Measurement Name Measurement Description Data Collection Category Tracking Bug #
sync_event Event to record an instance of sync backend activity initiated by client. Cat 2: Interaction Data https://bugzilla.mozilla.org/show_bug.cgi?id=1923967
hashed_fxa_uid Sync user identifier. Uses `hashed_fxa_uid` for accurate count of sync actions. This is the Firefox Accounts (FxA) User Identifier (UID) value passed through a SHA-256 hash to render a value that is unique, but ensures the privacy of the original UID. A single user could make numerous sync actions in a given time and this id is required to ensure only a single count of daily active use is made, given a number of actions. Cat 2: Interaction Data https://bugzilla.mozilla.org/show_bug.cgi?id=1923967
hashed_device_id Hashed identifier of device. This is necessary to correlate postential users that do not want telemetry tracking of this sort. The "deletion-request" ping within clint-side sync is the most likely mechanism to ensure associative removal of data. Cat 2: Interaction Data https://bugzilla.mozilla.org/show_bug.cgi?id=1923967
platform Platform from which sync action was initiated: Firefox Desktop, Fenix (Android), or Firefox iOS. Cat 1: Technical Data https://bugzilla.mozilla.org/show_bug.cgi?id=1923967
device_family Type of device being used to make Sync action. Desktop PC, Tablet, Mobile. Cat 1: Technical Data https://bugzilla.mozilla.org/show_bug.cgi?id=1923967
submission_timestamp Glean internal submission timestamp of metric ping. Cat 1: Technical Data https://bugzilla.mozilla.org/show_bug.cgi?id=1923967
  1. Please provide a link to the documentation for this data collection which describes the ultimate data set in a public, complete, and accurate way.
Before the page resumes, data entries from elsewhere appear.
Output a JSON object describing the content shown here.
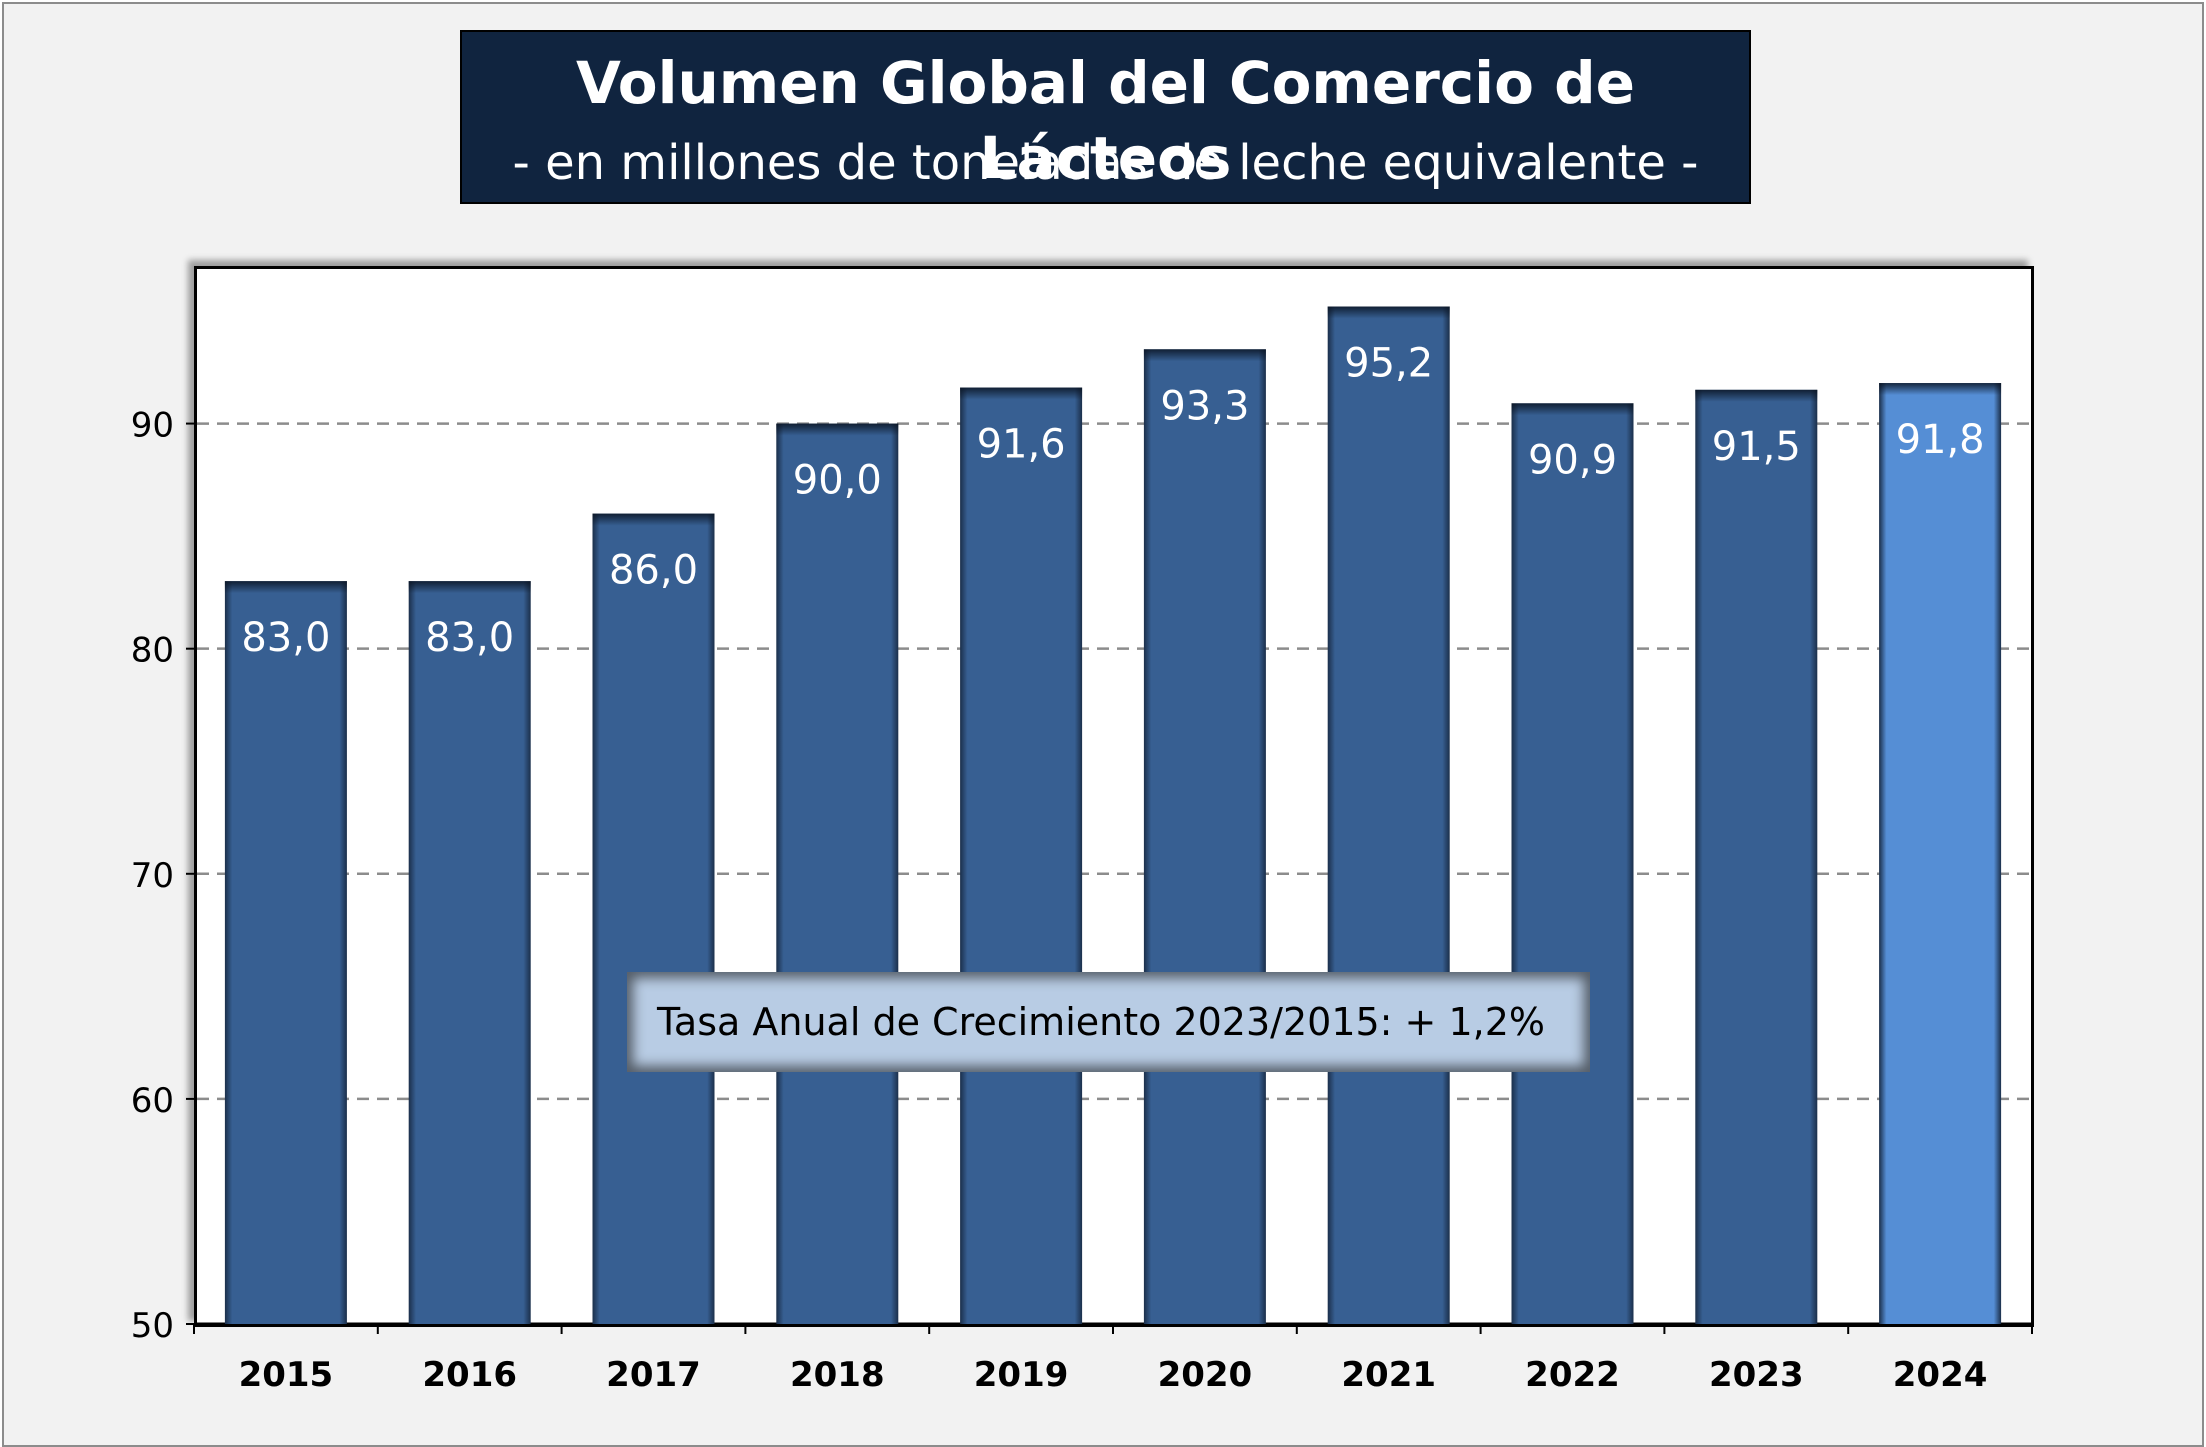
{
  "title": "Volumen Global del Comercio de Lácteos",
  "subtitle": "- en millones de toneladas de leche equivalente -",
  "annotation": "Tasa Anual de Crecimiento 2023/2015: + 1,2%",
  "colors": {
    "bar": "#375f92",
    "bar_highlight": "#558ed5",
    "title_bg": "#10243f",
    "annotation_bg": "#b8cce4"
  },
  "chart_data": {
    "type": "bar",
    "title": "Volumen Global del Comercio de Lácteos",
    "subtitle": "- en millones de toneladas de leche equivalente -",
    "categories": [
      "2015",
      "2016",
      "2017",
      "2018",
      "2019",
      "2020",
      "2021",
      "2022",
      "2023",
      "2024"
    ],
    "values": [
      83.0,
      83.0,
      86.0,
      90.0,
      91.6,
      93.3,
      95.2,
      90.9,
      91.5,
      91.8
    ],
    "data_labels": [
      "83,0",
      "83,0",
      "86,0",
      "90,0",
      "91,6",
      "93,3",
      "95,2",
      "90,9",
      "91,5",
      "91,8"
    ],
    "highlight_category": "2024",
    "ylim": [
      50,
      97
    ],
    "yticks": [
      50,
      60,
      70,
      80,
      90
    ],
    "grid": "dashed horizontal",
    "xlabel": "",
    "ylabel": ""
  }
}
  1. How long will this data be collected? Choose one of the following:
  • We will retain the data at present for 1 year, as defaulted within Glean, however we can modify the Probe Scraper configuration should we deem the collection period to be shorter.
  • We will want to at least retain the trends and counts of usage for at least one year.
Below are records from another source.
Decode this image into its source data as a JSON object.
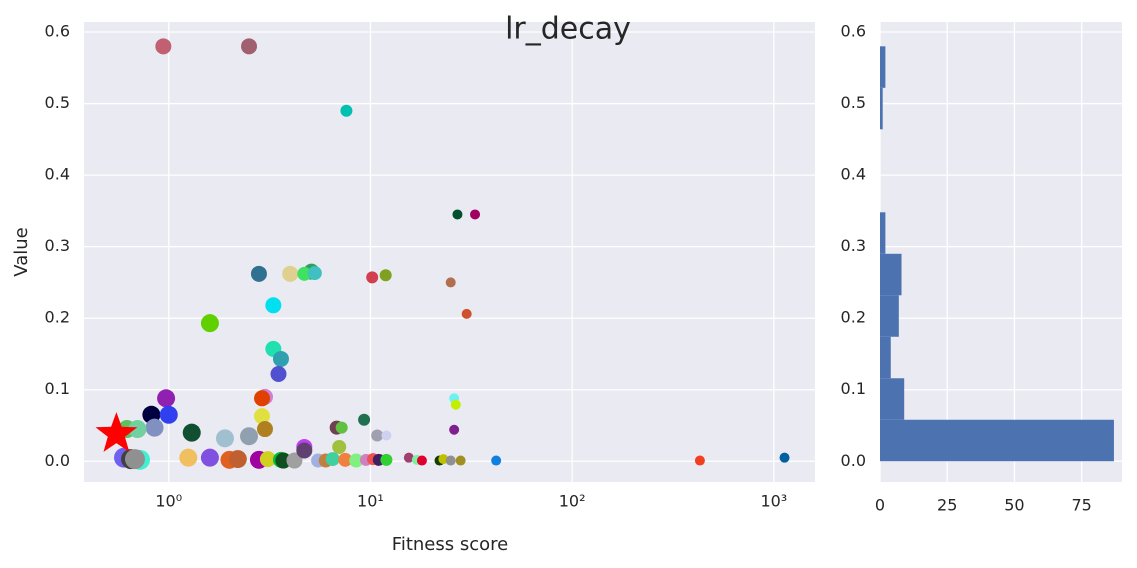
{
  "chart_data": [
    {
      "type": "scatter",
      "title": "lr_decay",
      "x_label": "Fitness score",
      "y_label": "Value",
      "log_x": true,
      "grid": true,
      "xlim": [
        0.38,
        1600
      ],
      "ylim": [
        -0.029,
        0.614
      ],
      "xticks": [
        {
          "value": 1,
          "label": "10⁰"
        },
        {
          "value": 10,
          "label": "10¹"
        },
        {
          "value": 100,
          "label": "10²"
        },
        {
          "value": 1000,
          "label": "10³"
        }
      ],
      "yticks": [
        {
          "value": 0,
          "label": "0.0"
        },
        0.1,
        0.2,
        0.3,
        0.4,
        0.5,
        0.6
      ],
      "x": [
        0.94,
        2.5,
        7.6,
        27,
        33,
        2.8,
        4.0,
        5.1,
        4.7,
        5.3,
        10.2,
        11.9,
        25,
        30,
        3.3,
        1.6,
        3.3,
        3.6,
        3.5,
        3.0,
        2.9,
        0.97,
        0.82,
        1.0,
        2.9,
        26,
        26.5,
        9.3,
        6.8,
        7.2,
        3.0,
        0.85,
        1.3,
        1.9,
        2.5,
        10.8,
        12,
        26,
        4.7,
        7.0,
        0.62,
        0.7,
        0.6,
        0.65,
        0.72,
        0.68,
        1.25,
        1.6,
        2.0,
        2.2,
        2.8,
        3.1,
        3.6,
        3.7,
        4.2,
        4.7,
        5.5,
        6.0,
        6.5,
        7.5,
        8.5,
        9.5,
        10.3,
        11,
        12,
        15.5,
        17,
        18,
        22,
        23,
        25,
        28,
        42,
        430,
        1130
      ],
      "values": [
        0.58,
        0.58,
        0.49,
        0.345,
        0.345,
        0.262,
        0.262,
        0.265,
        0.262,
        0.263,
        0.257,
        0.26,
        0.25,
        0.206,
        0.218,
        0.193,
        0.157,
        0.143,
        0.122,
        0.09,
        0.088,
        0.088,
        0.065,
        0.065,
        0.063,
        0.088,
        0.079,
        0.058,
        0.047,
        0.047,
        0.045,
        0.047,
        0.04,
        0.032,
        0.035,
        0.036,
        0.036,
        0.044,
        0.02,
        0.02,
        0.045,
        0.045,
        0.005,
        0.003,
        0.002,
        0.003,
        0.005,
        0.005,
        0.002,
        0.003,
        0.002,
        0.003,
        0.002,
        0.001,
        0.001,
        0.015,
        0.001,
        0.001,
        0.003,
        0.002,
        0.001,
        0.002,
        0.003,
        0.002,
        0.002,
        0.005,
        0.002,
        0.001,
        0.001,
        0.003,
        0.001,
        0.001,
        0.001,
        0.001,
        0.005
      ],
      "sizes": [
        8,
        8,
        6,
        5,
        5,
        8,
        8,
        8,
        7,
        7,
        6,
        6,
        5,
        5,
        8,
        9,
        8,
        8,
        8,
        8,
        8,
        9,
        9,
        9,
        8,
        5,
        5,
        6,
        7,
        6,
        8,
        9,
        9,
        9,
        9,
        6,
        5,
        5,
        8,
        7,
        9,
        9,
        10,
        10,
        10,
        10,
        9,
        9,
        9,
        9,
        9,
        8,
        8,
        8,
        8,
        8,
        7,
        7,
        7,
        7,
        7,
        6,
        6,
        6,
        6,
        5,
        5,
        5,
        5,
        5,
        5,
        5,
        5,
        5,
        5
      ],
      "colors": [
        "#c06070",
        "#a06070",
        "#00c0b0",
        "#005030",
        "#a00060",
        "#307090",
        "#e0d090",
        "#30a060",
        "#40e060",
        "#40c0c0",
        "#d04050",
        "#80a020",
        "#b07050",
        "#d05030",
        "#00e0f0",
        "#60d000",
        "#20e0b0",
        "#30a0b0",
        "#5050d0",
        "#d080d0",
        "#e04000",
        "#9020b0",
        "#000040",
        "#3040f0",
        "#e0e040",
        "#70f0f0",
        "#c0f000",
        "#207050",
        "#704050",
        "#60c040",
        "#b08020",
        "#8090c0",
        "#105030",
        "#a0c0d0",
        "#90a0b0",
        "#a0a0b0",
        "#d0d0f0",
        "#802090",
        "#c040f0",
        "#a0c040",
        "#60c060",
        "#70d0a0",
        "#7060f0",
        "#404040",
        "#40f0d0",
        "#909090",
        "#f0c060",
        "#8050e0",
        "#e06020",
        "#c06030",
        "#a000a0",
        "#d0d020",
        "#00c040",
        "#105020",
        "#a0a0a0",
        "#604070",
        "#a0b0e0",
        "#c08040",
        "#40d0a0",
        "#f08040",
        "#80f080",
        "#d080c0",
        "#f05050",
        "#402060",
        "#30d030",
        "#a04070",
        "#80f0a0",
        "#e00030",
        "#104000",
        "#c0c000",
        "#909090",
        "#a09020",
        "#1080e0",
        "#f04020",
        "#0060a0"
      ],
      "highlight": {
        "x": 0.55,
        "y": 0.038,
        "color": "#ff0000",
        "marker": "star"
      }
    },
    {
      "type": "histogram",
      "orientation": "horizontal",
      "grid": true,
      "color": "#4c72b0",
      "xlim": [
        0,
        90
      ],
      "ylim": [
        -0.029,
        0.614
      ],
      "xticks": [
        0,
        25,
        50,
        75
      ],
      "yticks": [
        {
          "value": 0,
          "label": "0.0"
        },
        0.1,
        0.2,
        0.3,
        0.4,
        0.5,
        0.6
      ],
      "bins": [
        0,
        0.058,
        0.116,
        0.174,
        0.232,
        0.29,
        0.348,
        0.406,
        0.464,
        0.522,
        0.58
      ],
      "values": [
        87,
        9,
        4,
        7,
        8,
        2,
        0,
        0,
        1,
        2
      ]
    }
  ]
}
  1. What populations will you measure?
  • We will measure all active use of Sync (attributed from the server-side). This includes all countries, locales and release channels which Sync is used.
  1. If this data collection is default on, what is the opt-out mechanism for users?
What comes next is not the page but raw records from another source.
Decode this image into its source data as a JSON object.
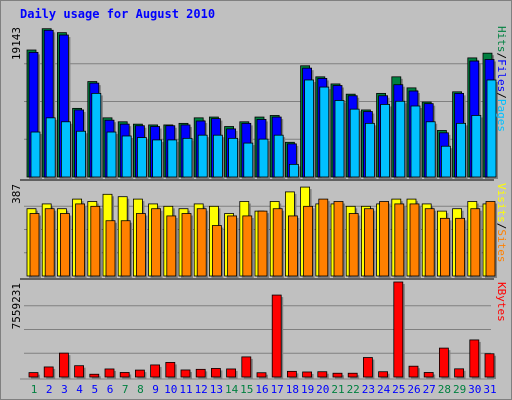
{
  "chart_data": {
    "type": "bar",
    "title": "Daily usage for August 2010",
    "days": [
      "1",
      "2",
      "3",
      "4",
      "5",
      "6",
      "7",
      "8",
      "9",
      "10",
      "11",
      "12",
      "13",
      "14",
      "15",
      "16",
      "17",
      "18",
      "19",
      "20",
      "21",
      "22",
      "23",
      "24",
      "25",
      "26",
      "27",
      "28",
      "29",
      "30",
      "31"
    ],
    "weekend_days": [
      "1",
      "7",
      "8",
      "14",
      "15",
      "21",
      "22",
      "28",
      "29"
    ],
    "panels": [
      {
        "id": "hits",
        "max_label": "19143",
        "ymax": 19143,
        "series": [
          {
            "name": "Hits",
            "color": "#008040",
            "values": [
              16100,
              18800,
              18300,
              8700,
              12100,
              7500,
              7000,
              6700,
              6600,
              6600,
              6800,
              7500,
              7600,
              6400,
              7000,
              7600,
              7800,
              4400,
              14100,
              12700,
              11800,
              10500,
              8500,
              10600,
              12700,
              11300,
              9500,
              5900,
              10800,
              15100,
              15700
            ]
          },
          {
            "name": "Files",
            "color": "#0000ff",
            "values": [
              15800,
              18600,
              18000,
              8500,
              11900,
              7200,
              6700,
              6500,
              6400,
              6500,
              6600,
              7100,
              7400,
              6100,
              6800,
              7300,
              7600,
              4200,
              13800,
              12500,
              11600,
              10300,
              8300,
              10300,
              11700,
              10900,
              9300,
              5600,
              10600,
              14700,
              14900
            ]
          },
          {
            "name": "Pages",
            "color": "#00c0ff",
            "values": [
              5700,
              7500,
              7000,
              5800,
              10600,
              5700,
              5200,
              5000,
              4700,
              4700,
              4900,
              5300,
              5300,
              4900,
              4300,
              4800,
              5300,
              1600,
              12300,
              11400,
              9700,
              8600,
              6800,
              9200,
              9600,
              9000,
              7000,
              3900,
              6800,
              7800,
              12300
            ]
          }
        ]
      },
      {
        "id": "visits",
        "max_label": "387",
        "ymax": 387,
        "series": [
          {
            "name": "Visits",
            "color": "#ffff00",
            "values": [
              280,
              300,
              280,
              320,
              310,
              340,
              330,
              320,
              300,
              290,
              280,
              300,
              290,
              260,
              310,
              270,
              310,
              350,
              370,
              300,
              300,
              290,
              290,
              300,
              320,
              320,
              300,
              270,
              280,
              310,
              300
            ]
          },
          {
            "name": "Sites",
            "color": "#ff8000",
            "values": [
              260,
              280,
              260,
              300,
              290,
              230,
              230,
              260,
              280,
              250,
              260,
              280,
              210,
              250,
              250,
              270,
              280,
              250,
              290,
              320,
              310,
              260,
              280,
              310,
              300,
              300,
              280,
              240,
              240,
              280,
              310
            ]
          }
        ]
      },
      {
        "id": "kbytes",
        "max_label": "7559231",
        "ymax": 7559231,
        "series": [
          {
            "name": "KBytes",
            "color": "#ff0000",
            "values": [
              350000,
              800000,
              1900000,
              900000,
              220000,
              640000,
              360000,
              550000,
              960000,
              1160000,
              560000,
              610000,
              680000,
              640000,
              1600000,
              340000,
              6520000,
              450000,
              400000,
              420000,
              300000,
              300000,
              1550000,
              420000,
              7559231,
              860000,
              360000,
              2300000,
              650000,
              2950000,
              1850000
            ]
          }
        ]
      }
    ],
    "right_labels": {
      "hits": [
        "Pages",
        "/",
        "Files",
        "/",
        "Hits"
      ],
      "visits": [
        "Sites",
        "/",
        "Visits"
      ],
      "kbytes": [
        "KBytes"
      ]
    },
    "colors": {
      "title": "#0000ff",
      "day_label": "#0000ff",
      "weekend_label": "#008040",
      "axis_label": "#000000",
      "separator": "#000000"
    }
  }
}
  • Our initial plan for opting out of collection would invovle the client side "deletion-request" ping. This uses the hashed_device_id value referenced above to remove entries that are liked to the user's Firefox Account.
  • Alternatively, opting out would involve a user not being signed into Sync as a service. Since there is no active attribution that could identify a user, especially since we are using a hash value and generalized collection representation, there is not an immediate user concern.
  1. Please provide a general description of how you will analyze this data.
  • Measurement of Daily Active Use:
  • Based on the individual unique user_id (hashed_fxa_uid), we will count a single active user when, during a 24-hour period, the user makes a request to any collection within their Sync account (including bookmarks, tabs, prefs, etc.). Note we are using a value derived from the user_id, not the user_id itself. This value is passed through a SHA-256 hash to render a value that is unique, but ensures the privacy of the original user_id.

  • A user that initiates multiple requests to the same collection or other collections will only be counted once. This is why the unique hashed_fxa_uid is required to derive uniqueness. Active use can also be across several devices, so an accompanying platform key defines whether the user initiated the action on Desktop, iOS or Android. Device family, whether desktop, tablet, or mobile will also be of interest. Actions taken across multiple platforms for the same user should only count as an active user once, within a 24-hour period.

  1. Where do you intend to share the results of your analysis?
  • The Sync Ecosystem Team, related product partners, and the broader PXI organization will use this data.
  • We will be using Glean for our telemetry emission, aggregation and analysis. Queries will be defined through Google BigQuery and visualized using Glean's provided tools.
  1. Is there a third-party tool (i.e. not Glean or Telemetry) that you are proposing to use for this data collection? If so:
  • No, since we are using Glean, this is internal.